Em dezembro de 1963, o historiador, poeta, jornalista e escritor Walter Spalding (1901-1976), relembrou, nas páginas da Revista do Globo nº 861, a trajetória do pintor e desenhista Francis Pelichek (1896-1937), que marcou a arte do nosso Estado nas décadas de 1920 e 1930. Pelichek nasceu na Tchecoslováquia e chegou a Porto Alegre alguns anos depois de terminada a Primeira Guerra Mundial (1914-1918). Logo, tornou-se professor do Instituto de Artes, de 1922 até sua morte.
Segundo Spalding, embora “baixote em consequência de defeito físico, mas sem recalques”, o moço “simples, modesto, sempre disposto” conquistou rapidamente, e por inteiro, o mundo artístico e intelectual da Capital. Era boêmio e amigo de gente como Ângelo Guido, Fernando Corona, Francisco Bellanca, Maristany, Sotero Cosme, Tasso Corrêa, Mario Quintana, Athos Damasceno, Ernani Fornari, Vargas Neto, Teodomiro Tostes, Augusto Meyer, Mário Totta, João Fahrion, personalidades da época em Porto Alegre.
Aqui, seu trabalho mudou de rumo e, ainda segundo o autor da reportagem, “o classicismo europeu que trazia consigo despareceu para dar lugar a um estilo novo, genuinamente sul-rio-grandense, gauchesco”. Pelichek apaixonou-se pelo Estado, por sua paisagem e seus costumes. A obra dele passou a interpretar “a vida campeira e colonial, às vezes tocada de certo humor muito natural nele, que fazia da vida, apesar da sua pobreza, motivo de satisfação não apenas para si, como que se vingando do defeito físico, mas para quantos o rodeavam. Todo o Rio Grande do Sul vibra e vive em suas novas telas, a partir de 1925, mais ou menos”, afirma Spalding.
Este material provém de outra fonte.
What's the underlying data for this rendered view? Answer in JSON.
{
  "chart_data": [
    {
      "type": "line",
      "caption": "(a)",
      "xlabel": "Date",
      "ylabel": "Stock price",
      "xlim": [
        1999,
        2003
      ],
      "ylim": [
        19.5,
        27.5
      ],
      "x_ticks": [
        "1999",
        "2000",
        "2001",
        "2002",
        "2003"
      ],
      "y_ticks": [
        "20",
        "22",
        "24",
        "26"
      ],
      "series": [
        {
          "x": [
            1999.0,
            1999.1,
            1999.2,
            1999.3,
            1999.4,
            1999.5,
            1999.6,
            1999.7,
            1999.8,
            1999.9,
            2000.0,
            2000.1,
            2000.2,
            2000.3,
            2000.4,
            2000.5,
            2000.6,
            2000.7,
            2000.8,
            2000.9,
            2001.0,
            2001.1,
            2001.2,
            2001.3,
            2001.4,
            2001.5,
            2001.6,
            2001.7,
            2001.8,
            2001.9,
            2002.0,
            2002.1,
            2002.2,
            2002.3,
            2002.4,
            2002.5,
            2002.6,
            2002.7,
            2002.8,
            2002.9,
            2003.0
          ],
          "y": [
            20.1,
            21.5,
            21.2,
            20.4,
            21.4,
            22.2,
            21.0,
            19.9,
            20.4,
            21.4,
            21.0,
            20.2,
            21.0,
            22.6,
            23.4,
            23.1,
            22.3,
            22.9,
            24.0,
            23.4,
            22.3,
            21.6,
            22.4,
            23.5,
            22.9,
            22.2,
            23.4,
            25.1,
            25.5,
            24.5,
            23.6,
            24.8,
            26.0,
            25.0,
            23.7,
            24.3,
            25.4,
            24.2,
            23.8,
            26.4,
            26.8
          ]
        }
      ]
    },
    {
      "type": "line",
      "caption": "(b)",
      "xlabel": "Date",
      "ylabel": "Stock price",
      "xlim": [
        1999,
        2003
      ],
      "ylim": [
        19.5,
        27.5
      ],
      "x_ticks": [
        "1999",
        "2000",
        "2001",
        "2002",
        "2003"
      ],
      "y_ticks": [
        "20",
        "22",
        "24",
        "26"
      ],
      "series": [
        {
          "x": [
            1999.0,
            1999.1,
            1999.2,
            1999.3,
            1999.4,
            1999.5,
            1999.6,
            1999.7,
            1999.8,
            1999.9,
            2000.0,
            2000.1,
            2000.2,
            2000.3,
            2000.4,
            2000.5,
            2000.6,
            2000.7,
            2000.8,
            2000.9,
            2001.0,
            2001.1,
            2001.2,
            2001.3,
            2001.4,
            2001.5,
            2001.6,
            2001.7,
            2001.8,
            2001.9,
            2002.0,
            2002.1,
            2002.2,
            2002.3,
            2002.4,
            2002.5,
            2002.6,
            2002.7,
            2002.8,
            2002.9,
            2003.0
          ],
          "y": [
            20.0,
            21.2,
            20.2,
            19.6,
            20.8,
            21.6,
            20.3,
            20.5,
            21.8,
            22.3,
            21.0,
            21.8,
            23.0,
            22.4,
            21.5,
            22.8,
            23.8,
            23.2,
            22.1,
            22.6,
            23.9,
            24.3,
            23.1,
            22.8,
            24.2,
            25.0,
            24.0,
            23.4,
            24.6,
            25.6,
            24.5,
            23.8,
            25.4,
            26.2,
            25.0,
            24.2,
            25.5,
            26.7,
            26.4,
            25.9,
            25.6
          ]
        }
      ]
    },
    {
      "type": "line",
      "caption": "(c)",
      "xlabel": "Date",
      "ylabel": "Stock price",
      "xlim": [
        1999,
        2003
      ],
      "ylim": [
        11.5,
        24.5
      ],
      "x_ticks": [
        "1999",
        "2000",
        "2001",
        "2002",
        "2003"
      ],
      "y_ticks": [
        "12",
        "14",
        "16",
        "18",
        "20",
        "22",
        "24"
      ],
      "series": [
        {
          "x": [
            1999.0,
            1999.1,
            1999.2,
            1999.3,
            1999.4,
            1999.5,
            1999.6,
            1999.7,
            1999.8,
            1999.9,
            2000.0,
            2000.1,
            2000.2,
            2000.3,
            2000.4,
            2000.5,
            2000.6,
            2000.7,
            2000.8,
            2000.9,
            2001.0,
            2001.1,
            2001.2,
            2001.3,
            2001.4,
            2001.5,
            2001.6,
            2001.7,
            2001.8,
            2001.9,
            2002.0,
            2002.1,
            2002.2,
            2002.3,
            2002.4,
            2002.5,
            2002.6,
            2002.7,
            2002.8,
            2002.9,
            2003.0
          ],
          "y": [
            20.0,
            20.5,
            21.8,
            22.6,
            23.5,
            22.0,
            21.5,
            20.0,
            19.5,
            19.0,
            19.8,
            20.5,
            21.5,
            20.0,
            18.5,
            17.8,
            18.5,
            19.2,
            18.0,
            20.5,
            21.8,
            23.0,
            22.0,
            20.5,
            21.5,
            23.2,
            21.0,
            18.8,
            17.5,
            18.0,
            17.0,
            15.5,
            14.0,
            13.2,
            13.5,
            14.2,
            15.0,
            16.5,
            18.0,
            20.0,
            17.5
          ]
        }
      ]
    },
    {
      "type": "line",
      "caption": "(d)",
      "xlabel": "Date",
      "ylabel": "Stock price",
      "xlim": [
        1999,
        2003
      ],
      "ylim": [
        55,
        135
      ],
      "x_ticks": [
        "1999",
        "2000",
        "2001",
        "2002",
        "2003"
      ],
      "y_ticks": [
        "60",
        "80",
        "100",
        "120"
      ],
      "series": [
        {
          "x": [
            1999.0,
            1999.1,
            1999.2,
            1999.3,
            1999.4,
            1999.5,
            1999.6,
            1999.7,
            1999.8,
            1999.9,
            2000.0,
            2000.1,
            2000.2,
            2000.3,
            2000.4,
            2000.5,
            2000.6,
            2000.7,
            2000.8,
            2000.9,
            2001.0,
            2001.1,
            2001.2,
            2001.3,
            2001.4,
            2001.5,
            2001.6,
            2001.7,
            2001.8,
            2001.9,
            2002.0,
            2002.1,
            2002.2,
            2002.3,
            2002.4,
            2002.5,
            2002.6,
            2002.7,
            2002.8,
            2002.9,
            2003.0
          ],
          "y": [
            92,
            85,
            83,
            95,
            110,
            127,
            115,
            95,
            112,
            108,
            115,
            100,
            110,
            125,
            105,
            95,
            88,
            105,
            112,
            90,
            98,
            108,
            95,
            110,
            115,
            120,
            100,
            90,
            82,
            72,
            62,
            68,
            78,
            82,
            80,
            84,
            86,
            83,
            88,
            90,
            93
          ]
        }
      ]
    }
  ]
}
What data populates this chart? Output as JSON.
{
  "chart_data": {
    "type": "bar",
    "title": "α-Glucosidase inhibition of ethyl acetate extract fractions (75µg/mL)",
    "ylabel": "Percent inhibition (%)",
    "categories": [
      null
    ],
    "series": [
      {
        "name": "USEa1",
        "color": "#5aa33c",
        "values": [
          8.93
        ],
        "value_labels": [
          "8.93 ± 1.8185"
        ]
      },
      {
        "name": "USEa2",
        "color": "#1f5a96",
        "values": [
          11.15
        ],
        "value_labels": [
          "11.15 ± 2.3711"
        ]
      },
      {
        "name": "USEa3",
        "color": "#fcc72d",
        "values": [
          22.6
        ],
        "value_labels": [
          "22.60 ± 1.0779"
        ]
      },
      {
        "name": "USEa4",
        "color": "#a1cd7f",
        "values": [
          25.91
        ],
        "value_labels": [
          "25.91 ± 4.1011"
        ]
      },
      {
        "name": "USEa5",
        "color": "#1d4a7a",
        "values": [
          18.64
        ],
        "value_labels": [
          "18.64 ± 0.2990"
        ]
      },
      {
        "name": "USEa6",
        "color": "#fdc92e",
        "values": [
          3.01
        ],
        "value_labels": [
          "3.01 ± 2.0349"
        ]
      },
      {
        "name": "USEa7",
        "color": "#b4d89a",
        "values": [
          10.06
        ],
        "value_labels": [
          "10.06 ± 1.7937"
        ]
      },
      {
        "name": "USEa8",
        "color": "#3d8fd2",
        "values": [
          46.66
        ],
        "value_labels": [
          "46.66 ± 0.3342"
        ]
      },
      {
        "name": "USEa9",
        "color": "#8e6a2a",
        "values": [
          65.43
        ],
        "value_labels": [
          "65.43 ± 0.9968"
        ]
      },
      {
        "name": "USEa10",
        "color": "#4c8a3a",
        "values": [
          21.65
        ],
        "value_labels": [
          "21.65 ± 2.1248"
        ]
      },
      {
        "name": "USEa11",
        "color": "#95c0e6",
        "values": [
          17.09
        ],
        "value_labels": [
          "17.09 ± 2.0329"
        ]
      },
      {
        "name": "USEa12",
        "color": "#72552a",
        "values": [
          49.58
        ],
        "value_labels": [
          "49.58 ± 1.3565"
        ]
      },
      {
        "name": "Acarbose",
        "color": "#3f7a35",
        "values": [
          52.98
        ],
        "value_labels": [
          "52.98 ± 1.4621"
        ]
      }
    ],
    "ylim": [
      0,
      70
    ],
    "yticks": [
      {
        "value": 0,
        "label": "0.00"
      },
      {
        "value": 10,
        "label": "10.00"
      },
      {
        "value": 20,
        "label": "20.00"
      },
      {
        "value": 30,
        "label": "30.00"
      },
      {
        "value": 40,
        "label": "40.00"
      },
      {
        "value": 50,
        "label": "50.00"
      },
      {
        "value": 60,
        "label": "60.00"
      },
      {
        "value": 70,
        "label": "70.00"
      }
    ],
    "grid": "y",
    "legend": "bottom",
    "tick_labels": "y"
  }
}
Quando o pintor morreu, humilde e modestamente, a imprensa registrou que ele era “um grande artista, uma nobre criatura, que tão cedo não será esquecido por aqueles que tiveram a ventura de conhecê-lo e privar com ele”. Em meados de 1936, meio adoentado, foi aconselhado a deixar de beber. “Ora, deixar logo o que de melhor tem a vida?!”, respondia. Mas, como para viver era preciso que deixasse, deixou, não sem antes desabafar a sua mágoa: “Supremo sacrifício...”.